Yuan Shi-Min
Department of Cardiothoracic Surgery, The First Hospital of Putian, Teaching Hospital, Fujian Medical University, Putian, Fujian Province, China.
Heart Surg Forum. 2014 Feb;17(1):E42-6. doi: 10.1532/HSF98.2013251.

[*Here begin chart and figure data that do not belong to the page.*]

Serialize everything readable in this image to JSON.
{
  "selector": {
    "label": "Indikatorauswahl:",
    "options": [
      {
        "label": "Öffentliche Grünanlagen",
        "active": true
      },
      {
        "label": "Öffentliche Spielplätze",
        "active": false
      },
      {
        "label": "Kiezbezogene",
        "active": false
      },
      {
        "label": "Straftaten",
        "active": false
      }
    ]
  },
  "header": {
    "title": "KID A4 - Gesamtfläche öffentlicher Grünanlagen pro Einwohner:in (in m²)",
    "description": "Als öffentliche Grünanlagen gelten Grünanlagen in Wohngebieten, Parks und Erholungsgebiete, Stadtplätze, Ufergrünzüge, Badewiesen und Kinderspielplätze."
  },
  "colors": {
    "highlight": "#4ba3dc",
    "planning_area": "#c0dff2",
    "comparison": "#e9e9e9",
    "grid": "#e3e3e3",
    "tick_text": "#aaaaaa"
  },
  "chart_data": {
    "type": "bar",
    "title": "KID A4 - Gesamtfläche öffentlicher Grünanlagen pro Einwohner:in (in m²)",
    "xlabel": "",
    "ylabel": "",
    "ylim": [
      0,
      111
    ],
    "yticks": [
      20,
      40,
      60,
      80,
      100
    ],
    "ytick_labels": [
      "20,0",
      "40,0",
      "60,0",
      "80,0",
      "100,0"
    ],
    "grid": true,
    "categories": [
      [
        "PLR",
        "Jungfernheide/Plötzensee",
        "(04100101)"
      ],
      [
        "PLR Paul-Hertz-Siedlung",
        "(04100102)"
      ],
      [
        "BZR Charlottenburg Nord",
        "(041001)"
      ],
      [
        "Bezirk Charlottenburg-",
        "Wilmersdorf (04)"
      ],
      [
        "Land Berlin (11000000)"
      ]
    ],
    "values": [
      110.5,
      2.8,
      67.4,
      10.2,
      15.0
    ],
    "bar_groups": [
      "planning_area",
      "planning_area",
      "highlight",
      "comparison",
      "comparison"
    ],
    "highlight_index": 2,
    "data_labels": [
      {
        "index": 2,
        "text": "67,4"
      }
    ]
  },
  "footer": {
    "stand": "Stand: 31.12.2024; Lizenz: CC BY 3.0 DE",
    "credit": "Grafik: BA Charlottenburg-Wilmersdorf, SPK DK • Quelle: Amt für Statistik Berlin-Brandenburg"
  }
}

Extracardiac manifestations of constrictive pericarditis, such as massive ascites and liver cirrhosis, often cover the true situation and lead to a delayed diagnosis. A young female patient was referred to this hospital due to a 4-year history of refractory ascites as the only presenting symptom. A diagnosis of chronic calcified constrictive pericarditis was eventually established based on echocardiography, ultrasonography, and computed tomography. Cardiac catheterization was not performed. Pericardiectomy led to relief of her ascites. Refractory ascites warrants thorough investigation for constrictive pericarditis.
缩窄性心包炎的心脏外表现,如大量腹水和肝硬化,常常掩盖真实病情并导致诊断延迟。一名年轻女性患者因4年难治性腹水作为唯一症状被转诊至我院。最终根据超声心动图、超声检查和计算机断层扫描确诊为慢性钙化性缩窄性心包炎。未进行心导管检查。心包切除术使她的腹水得到缓解。难治性腹水需要对缩窄性心包炎进行全面检查。